Salzburger Hochschulwochen: „Armut. Zu wenig in der Wohlstandsgesellschaft?“
Zum Thema Armut referierte Dr. Gottfried Schweiger vom Zentrum für Ethik und Armutsforschung an der Paris Lodron Universität Salzburg bei den Salzburger Hochschulwochen. Armut ist relativ. Armut ist nicht gleich Armut. Und auch die Frage, ob Armut ungerecht ist, kann nicht eindeutig geklärt werden, meint Experte Dr. Schweiger.
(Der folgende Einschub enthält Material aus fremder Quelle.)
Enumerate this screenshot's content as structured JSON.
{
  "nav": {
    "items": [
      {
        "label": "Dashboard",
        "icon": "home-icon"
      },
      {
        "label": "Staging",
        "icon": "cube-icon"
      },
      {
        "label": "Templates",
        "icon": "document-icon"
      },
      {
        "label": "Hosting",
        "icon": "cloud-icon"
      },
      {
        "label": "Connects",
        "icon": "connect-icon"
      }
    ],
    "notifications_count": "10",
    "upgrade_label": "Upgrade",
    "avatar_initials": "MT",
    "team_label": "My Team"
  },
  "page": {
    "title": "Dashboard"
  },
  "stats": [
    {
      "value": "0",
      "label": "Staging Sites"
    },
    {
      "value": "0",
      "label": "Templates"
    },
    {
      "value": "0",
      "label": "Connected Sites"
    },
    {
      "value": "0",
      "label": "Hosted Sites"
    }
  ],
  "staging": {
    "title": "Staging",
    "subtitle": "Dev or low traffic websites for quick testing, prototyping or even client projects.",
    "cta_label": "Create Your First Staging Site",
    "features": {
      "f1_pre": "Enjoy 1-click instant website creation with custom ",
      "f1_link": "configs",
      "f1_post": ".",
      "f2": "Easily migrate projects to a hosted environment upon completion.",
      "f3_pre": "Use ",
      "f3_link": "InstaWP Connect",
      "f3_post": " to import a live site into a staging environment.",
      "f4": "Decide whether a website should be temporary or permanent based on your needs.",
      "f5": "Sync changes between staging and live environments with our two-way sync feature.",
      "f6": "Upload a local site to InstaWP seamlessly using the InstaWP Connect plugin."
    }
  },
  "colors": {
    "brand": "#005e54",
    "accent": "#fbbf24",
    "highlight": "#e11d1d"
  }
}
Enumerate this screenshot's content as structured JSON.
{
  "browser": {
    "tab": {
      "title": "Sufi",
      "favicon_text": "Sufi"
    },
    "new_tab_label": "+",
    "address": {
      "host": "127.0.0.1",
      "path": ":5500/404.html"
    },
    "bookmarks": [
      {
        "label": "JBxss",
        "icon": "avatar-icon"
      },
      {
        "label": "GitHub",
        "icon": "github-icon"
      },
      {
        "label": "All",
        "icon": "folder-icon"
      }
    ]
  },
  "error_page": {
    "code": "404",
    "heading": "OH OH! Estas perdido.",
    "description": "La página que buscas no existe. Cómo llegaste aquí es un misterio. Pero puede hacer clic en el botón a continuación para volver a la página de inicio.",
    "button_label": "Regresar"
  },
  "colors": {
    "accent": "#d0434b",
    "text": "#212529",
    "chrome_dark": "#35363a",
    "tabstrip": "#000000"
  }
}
Die aktuelle Armutsgefährdungsschwelle – das entspricht 60 Prozent des Median-Einkommens – beträgt 1.392 Euro monatlich für einen österreichischen Einpersonen-Haushalt. Diese Zahlen hat die Armutskonferenz im April 2023 veröffentlicht. Armut am Einkommen zu messen, ist allerdings nur eine Art und Weise, sie zu definieren. Das hat Dr. Gottfried Schweiger, Wissenschaftler am Zentrum für Ethik und Armutsforschung an der Paris Lodron-Universität Salzburg bei den Salzburger Hochschulwochen erläutert. Man müsse zwischen relativer und absoluter Armut unterscheiden, zwischen der Bedrohung der sozialen und der physischen Existenz. Während bei der relativen Armut die Gesellschaft eine wichtige Rolle spiele, geht es bei der absoluten Armut um das pure Überleben.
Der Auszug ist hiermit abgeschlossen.